Patient Rights Glossary: Key Terms and Definitions

Patient rights law generates a dense vocabulary — terms that appear in hospital intake forms, federal regulations, and insurance denial letters, often without explanation. This glossary defines the core concepts that govern the relationship between patients and the healthcare system in the United States, from informed consent to advance directives. Precise language matters here: a patient who understands what "protected health information" actually covers is in a fundamentally different position than one who doesn't. The full landscape of these rights is mapped across nationalpatientrightsauthority.com.


Definition and Scope

A patient rights glossary covers the defined legal and ethical terms that establish what individuals are entitled to when they enter any healthcare setting — a hospital emergency room, a telehealth session, a nursing home, or an outpatient clinic. The scope spans federal statutes, state law, and accreditation standards, all of which use distinct but overlapping terminology.

The authoritative sources for these definitions include the U.S. Department of Health and Human Services (HHS), the Centers for Medicare & Medicaid Services (CMS), and the Office for Civil Rights (OCR), which enforces HIPAA. The Joint Commission, which accredits approximately 22,000 healthcare organizations and programs in the United States (The Joint Commission), publishes its own patient rights standards that hospitals must satisfy to maintain accreditation. These frameworks don't always use identical language — which is precisely why a shared vocabulary matters.


How It Works

The following definitions are drawn from federal statutes, CMS regulations, and HHS guidance. Each term represents a distinct legal concept, not a general description.

  1. Protected Health Information (PHI): Under HIPAA (45 CFR §160.103), PHI is individually identifiable health information held or transmitted by a covered entity or its business associate, in any form — electronic, paper, or oral. It encompasses 18 specific data identifiers, including name, geographic data smaller than a state, dates (other than year) related to an individual, and device identifiers (HHS HIPAA Definitions).

  2. Informed Consent: The legal and ethical requirement that a patient receive adequate information about a proposed treatment — including risks, benefits, and alternatives — before agreeing to it. The standard for "adequate" varies by state: most apply either a "reasonable physician" standard or a "reasonable patient" standard, the latter being more protective. The right to informed consent is enforceable through both state tort law and federal conditions of participation for Medicare-funded facilities.

  3. Advance Directive: A legal document through which a patient specifies healthcare preferences in the event of incapacitation. The Patient Self-Determination Act of 1990 (42 U.S.C. §1395cc(f)) requires Medicare- and Medicaid-participating facilities to inform patients of their right to execute these documents (CMS). Subtypes include living wills and healthcare powers of attorney.

  4. Grievance: A formal written or verbal complaint submitted by a patient or patient representative regarding care quality, coverage decisions, or rights violations. CMS Conditions of Participation at 42 CFR §482.13(a) require hospitals to establish a grievance process and notify patients in writing of the resolution within defined timeframes.
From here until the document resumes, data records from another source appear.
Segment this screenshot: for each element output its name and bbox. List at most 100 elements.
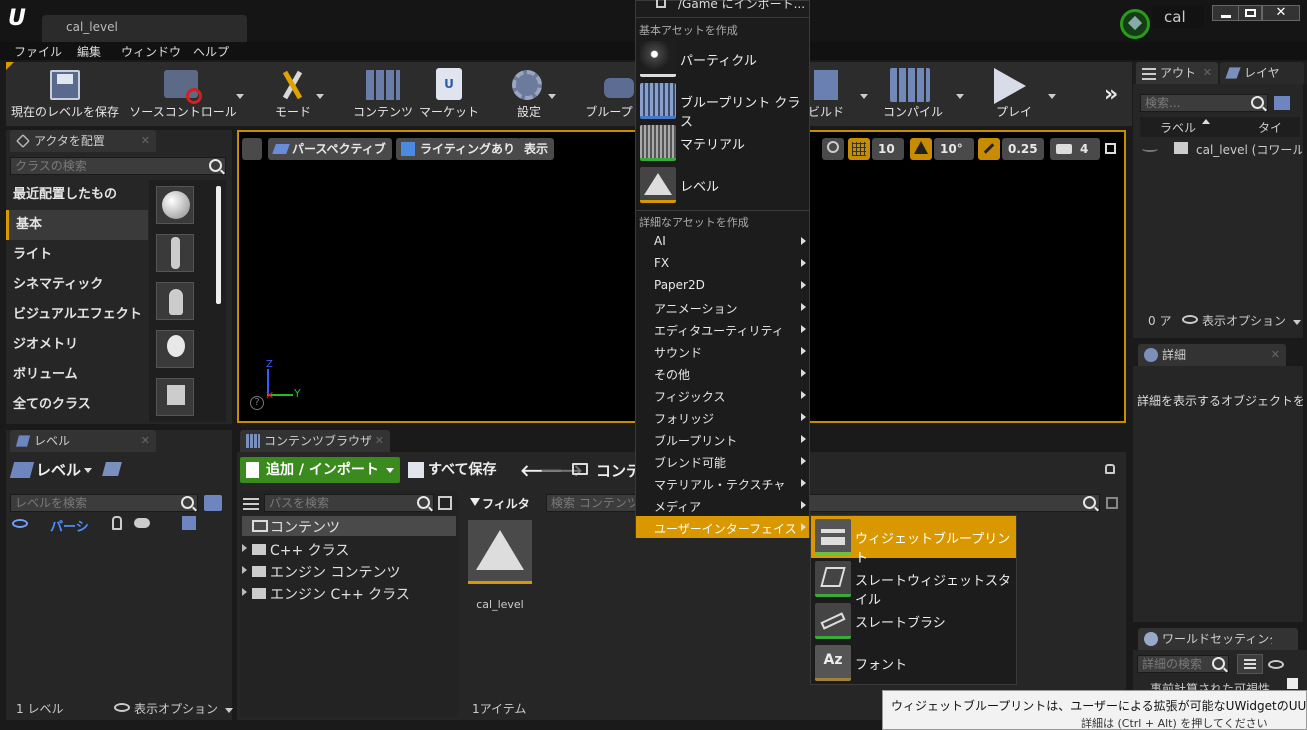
category-cinematic[interactable]: シネマティック xyxy=(6,270,148,300)
menu-item-12[interactable]: メディア xyxy=(636,494,809,516)
menu-item-blueprint-class[interactable]: ブループリント クラス xyxy=(636,80,809,130)
submenu-item-widget-blueprint[interactable]: ウィジェットブループリント xyxy=(811,516,1016,566)
close-icon[interactable]: ✕ xyxy=(141,430,150,452)
grid-snap-toggle[interactable] xyxy=(848,138,870,160)
filter-button[interactable]: フィルタ xyxy=(470,495,530,512)
submenu-item-font[interactable]: Az フォント xyxy=(811,642,1016,684)
viewport-options-button[interactable] xyxy=(242,138,262,160)
content-button[interactable]: コンテンツ xyxy=(352,64,414,124)
tab-place-actors[interactable]: アクタを配置 ✕ xyxy=(10,130,156,152)
expand-arrow-icon[interactable] xyxy=(242,566,247,574)
blueprint-button[interactable]: ブループ xyxy=(582,64,636,124)
tab-world-settings[interactable]: ワールドセッティング xyxy=(1138,628,1298,650)
menu-item-3[interactable]: アニメーション xyxy=(636,296,809,318)
tab-content-browser[interactable]: コンテンツブラウザ ✕ xyxy=(240,430,390,452)
source-control-status-icon[interactable] xyxy=(1120,9,1150,39)
save-level-button[interactable]: 現在のレベルを保存 xyxy=(10,64,120,124)
details-search-input[interactable]: 詳細の検索 xyxy=(1137,655,1229,673)
menu-item-10[interactable]: ブレンド可能 xyxy=(636,450,809,472)
menu-item-1[interactable]: FX xyxy=(636,252,809,274)
lock-icon[interactable] xyxy=(112,516,122,530)
menu-file[interactable]: ファイル xyxy=(14,43,62,60)
category-recent[interactable]: 最近配置したもの xyxy=(6,180,148,210)
level-search-input[interactable]: レベルを検索 xyxy=(10,494,198,512)
folder-cpp-classes[interactable]: C++ クラス xyxy=(242,539,456,559)
outliner-view-options[interactable]: 表示オプション xyxy=(1182,312,1301,329)
outliner-col-label[interactable]: ラベル xyxy=(1160,119,1196,136)
save-all-button[interactable]: すべて保存 xyxy=(404,457,504,483)
visibility-eye-icon[interactable] xyxy=(12,519,28,528)
path-breadcrumb[interactable]: コンテ xyxy=(572,460,641,481)
gamepad-icon[interactable] xyxy=(134,518,150,528)
menu-item-8[interactable]: フォリッジ xyxy=(636,406,809,428)
category-basic[interactable]: 基本 xyxy=(6,210,148,240)
outliner-col-type[interactable]: タイ xyxy=(1258,119,1282,136)
menu-item-material[interactable]: マテリアル xyxy=(636,122,809,164)
actor-item-character[interactable] xyxy=(156,234,194,272)
maximize-viewport-icon[interactable] xyxy=(1105,143,1116,154)
rotation-snap-value[interactable]: 10° xyxy=(934,138,974,160)
outliner-row-world[interactable]: cal_level (コワールト xyxy=(1140,140,1302,158)
submenu-item-slate-widget-style[interactable]: スレートウィジェットスタイル xyxy=(811,558,1016,608)
toolbar-overflow-icon[interactable]: » xyxy=(1104,82,1118,107)
actor-item-player-start[interactable] xyxy=(156,378,194,416)
class-search-input[interactable]: クラスの検索 xyxy=(10,157,226,175)
close-icon[interactable]: ✕ xyxy=(1271,344,1280,366)
menu-item-13[interactable]: ユーザーインターフェイス xyxy=(636,516,809,538)
expand-arrow-icon[interactable] xyxy=(242,544,247,552)
play-button[interactable]: プレイ xyxy=(984,64,1060,124)
scale-snap-toggle[interactable] xyxy=(978,138,1000,160)
folder-engine-content[interactable]: エンジン コンテンツ xyxy=(242,561,456,581)
menu-help[interactable]: ヘルプ xyxy=(193,43,229,60)
menu-item-2[interactable]: Paper2D xyxy=(636,274,809,296)
close-icon[interactable]: ✕ xyxy=(141,130,150,152)
settings-button[interactable]: 設定 xyxy=(500,64,558,124)
mode-button[interactable]: モード xyxy=(262,64,324,124)
scale-snap-value[interactable]: 0.25 xyxy=(1002,138,1044,160)
save-search-icon[interactable] xyxy=(1106,497,1118,509)
close-icon[interactable]: ✕ xyxy=(1203,62,1212,84)
tab-details[interactable]: 詳細 ✕ xyxy=(1138,344,1286,366)
visibility-eye-icon[interactable] xyxy=(1142,146,1158,152)
property-matrix-icon[interactable] xyxy=(1237,654,1263,674)
path-view-options-icon[interactable] xyxy=(438,496,452,510)
menu-item-7[interactable]: フィジックス xyxy=(636,384,809,406)
level-row[interactable]: パーシ xyxy=(10,514,222,535)
folder-engine-cpp[interactable]: エンジン C++ クラス xyxy=(242,583,456,603)
grid-snap-value[interactable]: 10 xyxy=(872,138,904,160)
menu-edit[interactable]: 編集 xyxy=(77,43,101,60)
asset-tile-cal-level[interactable] xyxy=(468,520,532,584)
close-icon[interactable]: ✕ xyxy=(375,430,384,452)
path-search-input[interactable]: パスを検索 xyxy=(264,494,434,512)
submenu-item-slate-brush[interactable]: スレートブラシ xyxy=(811,600,1016,642)
details-view-options-icon[interactable] xyxy=(1268,660,1284,669)
source-control-button[interactable]: ソースコントロール xyxy=(128,64,244,124)
category-lights[interactable]: ライト xyxy=(6,240,148,270)
category-all-classes[interactable]: 全てのクラス xyxy=(6,390,148,420)
folder-content[interactable]: コンテンツ xyxy=(242,516,456,536)
level-tab[interactable]: cal_level xyxy=(42,15,247,42)
minimize-button[interactable] xyxy=(1212,5,1240,21)
menu-item-4[interactable]: エディタユーティリティ xyxy=(636,318,809,340)
expand-arrow-icon[interactable] xyxy=(242,588,247,596)
import-to-game-item[interactable]: /Game にインポート... xyxy=(636,0,809,14)
menu-item-6[interactable]: その他 xyxy=(636,362,809,384)
levels-view-options[interactable]: 表示オプション xyxy=(114,700,233,717)
category-volumes[interactable]: ボリューム xyxy=(6,360,148,390)
menu-item-0[interactable]: AI xyxy=(636,230,809,252)
lighting-mode-button[interactable]: ライティングあり xyxy=(396,138,522,160)
marketplace-button[interactable]: U マーケット xyxy=(418,64,480,124)
close-button[interactable]: ✕ xyxy=(1262,5,1300,21)
rotation-snap-toggle[interactable] xyxy=(910,138,932,160)
precomputed-visibility-checkbox[interactable] xyxy=(1287,678,1298,689)
content-browser-lock-icon[interactable] xyxy=(1105,464,1115,474)
levels-dropdown[interactable]: レベル xyxy=(9,458,96,482)
menu-item-5[interactable]: サウンド xyxy=(636,340,809,362)
add-actor-icon[interactable] xyxy=(1274,96,1290,110)
perspective-button[interactable]: パースペクティブ xyxy=(268,138,392,160)
menu-window[interactable]: ウィンドウ xyxy=(121,43,181,60)
menu-item-11[interactable]: マテリアル・テクスチャ xyxy=(636,472,809,494)
save-level-row-icon[interactable] xyxy=(182,516,196,530)
add-import-button[interactable]: 追加 / インポート xyxy=(240,457,400,483)
actor-item-empty-actor[interactable] xyxy=(156,186,194,224)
  5. Emancipated Minor: A person under the age of majority who has been legally recognized as self-sufficient — through marriage, military service, or court order — and therefore holds independent medical decision-making authority. This contrasts with a mature minor, a common-law concept in roughly 27 states that allows healthcare providers to treat minors without parental consent when the minor demonstrates sufficient understanding of the proposed treatment.
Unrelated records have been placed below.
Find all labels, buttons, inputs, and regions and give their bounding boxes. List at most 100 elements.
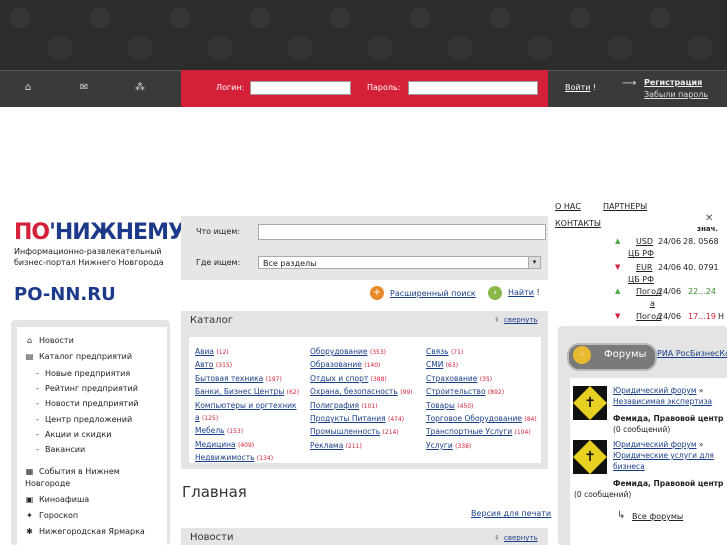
catalog-link[interactable]: Оборудование: [310, 347, 368, 356]
sidebar-item[interactable]: Киноафиша: [39, 495, 89, 504]
password-input[interactable]: [408, 81, 538, 95]
sidebar-subitem[interactable]: Рейтинг предприятий: [45, 384, 138, 393]
catalog-link[interactable]: Бытовая техника: [195, 374, 263, 383]
catalog-link[interactable]: Транспортные Услуги: [426, 427, 512, 436]
partners-link[interactable]: ПАРТНЕРЫ: [603, 202, 647, 211]
find-button[interactable]: Найти !: [508, 288, 540, 297]
catalog-link[interactable]: Авто: [195, 360, 214, 369]
sidebar-item[interactable]: Нижегородская Ярмарка: [39, 527, 145, 536]
mail-icon[interactable]: ✉: [74, 78, 94, 98]
sidebar-subitem[interactable]: Центр предложений: [45, 415, 132, 424]
sidebar-item[interactable]: События в Нижнем: [39, 467, 120, 476]
arrow-down-icon: ▼: [615, 263, 621, 271]
home-icon: ⌂: [26, 336, 33, 345]
forum-topic[interactable]: Юридические услуги для: [613, 450, 714, 461]
catalog-item: Недвижимость (134): [195, 452, 305, 465]
logo[interactable]: ПО'НИЖНЕМУ: [14, 220, 185, 245]
arrow-icon: ↳: [617, 510, 626, 521]
catalog-link[interactable]: Мебель: [195, 426, 225, 435]
catalog-item: а (125): [195, 412, 305, 425]
search-go-icon[interactable]: ›: [488, 286, 502, 300]
bullet-icon: -: [36, 369, 39, 378]
catalog-item: Промышленность (214): [310, 426, 420, 439]
catalog-link[interactable]: Банки, Бизнес Центры: [195, 387, 284, 396]
news-title: Новости: [190, 532, 234, 543]
sidebar-subitem[interactable]: Вакансии: [45, 445, 85, 454]
forum-author: Фемида, Правовой центр: [613, 479, 724, 488]
catalog-count: (12): [216, 349, 229, 356]
catalog-link[interactable]: Образование: [310, 360, 362, 369]
catalog-link[interactable]: Компьютеры и оргтехник: [195, 401, 297, 410]
news-collapse-link[interactable]: свернуть: [504, 534, 538, 542]
search-input[interactable]: [258, 224, 546, 240]
plus-icon[interactable]: +: [370, 286, 384, 300]
catalog-link[interactable]: Страхование: [426, 374, 477, 383]
register-link[interactable]: Регистрация: [644, 78, 702, 87]
catalog-link[interactable]: Товары: [426, 401, 455, 410]
forum-logo[interactable]: ✝: [573, 386, 607, 420]
catalog-link[interactable]: Промышленность: [310, 427, 380, 436]
home-icon[interactable]: ⌂: [18, 78, 38, 98]
sidebar-subitem[interactable]: Новые предприятия: [45, 369, 130, 378]
catalog-link[interactable]: Строительство: [426, 387, 486, 396]
collapse-icon[interactable]: ⇞: [494, 316, 500, 324]
rate-source[interactable]: ЦБ РФ: [628, 249, 654, 258]
catalog-link[interactable]: Авиа: [195, 347, 214, 356]
forum-topic[interactable]: Независимая экспертиза: [613, 396, 712, 407]
about-link[interactable]: О НАС: [555, 202, 581, 211]
print-version-link[interactable]: Версия для печати: [471, 509, 551, 518]
catalog-link[interactable]: Связь: [426, 347, 449, 356]
catalog-item: Мебель (153): [195, 425, 305, 438]
ria-link[interactable]: РИА РосБизнесКо: [657, 349, 727, 358]
catalog-link[interactable]: Медицина: [195, 440, 236, 449]
forum-category[interactable]: Юридический форум »: [613, 439, 703, 450]
forum-messages: (0 сообщений): [613, 425, 671, 434]
rate-extra: Н: [718, 312, 725, 321]
catalog-link[interactable]: Торговое Оборудование: [426, 414, 522, 423]
catalog-link[interactable]: Реклама: [310, 441, 343, 450]
forum-logo[interactable]: ✝: [573, 440, 607, 474]
sidebar-item-line2[interactable]: Новгороде: [25, 479, 70, 488]
sitemap-icon[interactable]: ⁂: [130, 78, 150, 98]
sidebar-subitem[interactable]: Новости предприятий: [45, 399, 138, 408]
forum-topic-line2[interactable]: бизнеса: [613, 461, 645, 472]
sidebar-item[interactable]: Каталог предприятий: [39, 352, 132, 361]
catalog-link[interactable]: Охрана, безопасность: [310, 387, 398, 396]
rate-name-tail[interactable]: а: [650, 299, 655, 308]
catalog-link[interactable]: Полиграфия: [310, 401, 359, 410]
bullet-icon: -: [36, 384, 39, 394]
forum-category[interactable]: Юридический форум »: [613, 385, 703, 396]
collapse-icon[interactable]: ⇞: [494, 534, 500, 542]
find-button-label[interactable]: Найти: [508, 288, 534, 297]
sidebar-subitem[interactable]: Акции и скидки: [45, 430, 111, 439]
catalog-link[interactable]: Продукты Питания: [310, 414, 386, 423]
catalog-link[interactable]: а: [195, 413, 200, 422]
sidebar-item[interactable]: Гороскоп: [39, 511, 78, 520]
sidebar-item[interactable]: Новости: [39, 336, 74, 345]
login-button[interactable]: Войти !: [565, 83, 596, 92]
forgot-password-link[interactable]: Забыли пароль: [644, 90, 708, 99]
catalog-link[interactable]: СМИ: [426, 360, 443, 369]
login-input[interactable]: [250, 81, 351, 95]
catalog-collapse-link[interactable]: свернуть: [504, 316, 538, 324]
catalog-count: (134): [256, 455, 274, 463]
close-icon[interactable]: ✕: [705, 213, 713, 224]
catalog-link[interactable]: Услуги: [426, 441, 453, 450]
forum-category-link[interactable]: Юридический форум: [613, 386, 696, 395]
chevron-down-icon[interactable]: ▾: [528, 257, 540, 268]
catalog-item: Образование (140): [310, 359, 420, 372]
forum-category-link[interactable]: Юридический форум: [613, 440, 696, 449]
catalog-link[interactable]: Отдых и спорт: [310, 374, 368, 383]
advanced-search-link[interactable]: Расширенный поиск: [390, 289, 476, 298]
all-forums-link[interactable]: Все форумы: [632, 512, 683, 521]
search-section-select[interactable]: Все разделы ▾: [258, 256, 541, 269]
rate-date: 24/06: [658, 287, 682, 296]
login-button-label[interactable]: Войти: [565, 83, 590, 92]
catalog-link[interactable]: Недвижимость: [195, 453, 255, 462]
rate-name[interactable]: USD: [636, 237, 653, 246]
rate-name[interactable]: EUR: [636, 263, 652, 272]
site-name[interactable]: PO-NN.RU: [14, 284, 116, 305]
contacts-link[interactable]: КОНТАКТЫ: [555, 219, 601, 228]
rate-source[interactable]: ЦБ РФ: [628, 275, 654, 284]
rate-value: 40. 0791: [683, 263, 719, 272]
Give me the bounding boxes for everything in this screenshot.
  6. EMTALA: The Emergency Medical Treatment and Labor Act (42 U.S.C. §1395dd) requires any hospital with an emergency department that participates in Medicare to provide a medical screening examination to any individual who presents and to stabilize that individual before transfer or discharge, regardless of insurance status or ability to pay. Violations carry civil monetary penalties of up to $119,942 per violation as of the 2023 Federal Civil Penalties Inflation Adjustment (CMS EMTALA).


Common Scenarios

The gap between knowing a term and applying it appears most clearly in disputes. Three scenarios illustrate where definitions become consequential:


Decision Boundaries

Understanding which term applies requires mapping three variables: the setting, the payer, and the patient's legal status.

Variable Determines
Setting (inpatient vs. outpatient vs. telehealth) Which CMS Conditions of Participation apply; see telehealth patient rights for setting-specific nuances
Payer (Medicare, Medicaid, private insurance) Which appeals and grievance processes govern; Medicare patient rights and Medicaid patient rights each operate under distinct regulatory frameworks
Patient legal status (adult, minor, incapacitated, represented) Who holds decision-making authority and which consent standards apply

The history of patient rights in the United States shows that most of these terms did not exist in statute 50 years ago. They were constructed, contested, and codified incrementally — which explains why the vocabulary can feel like it was assembled by committee. It was.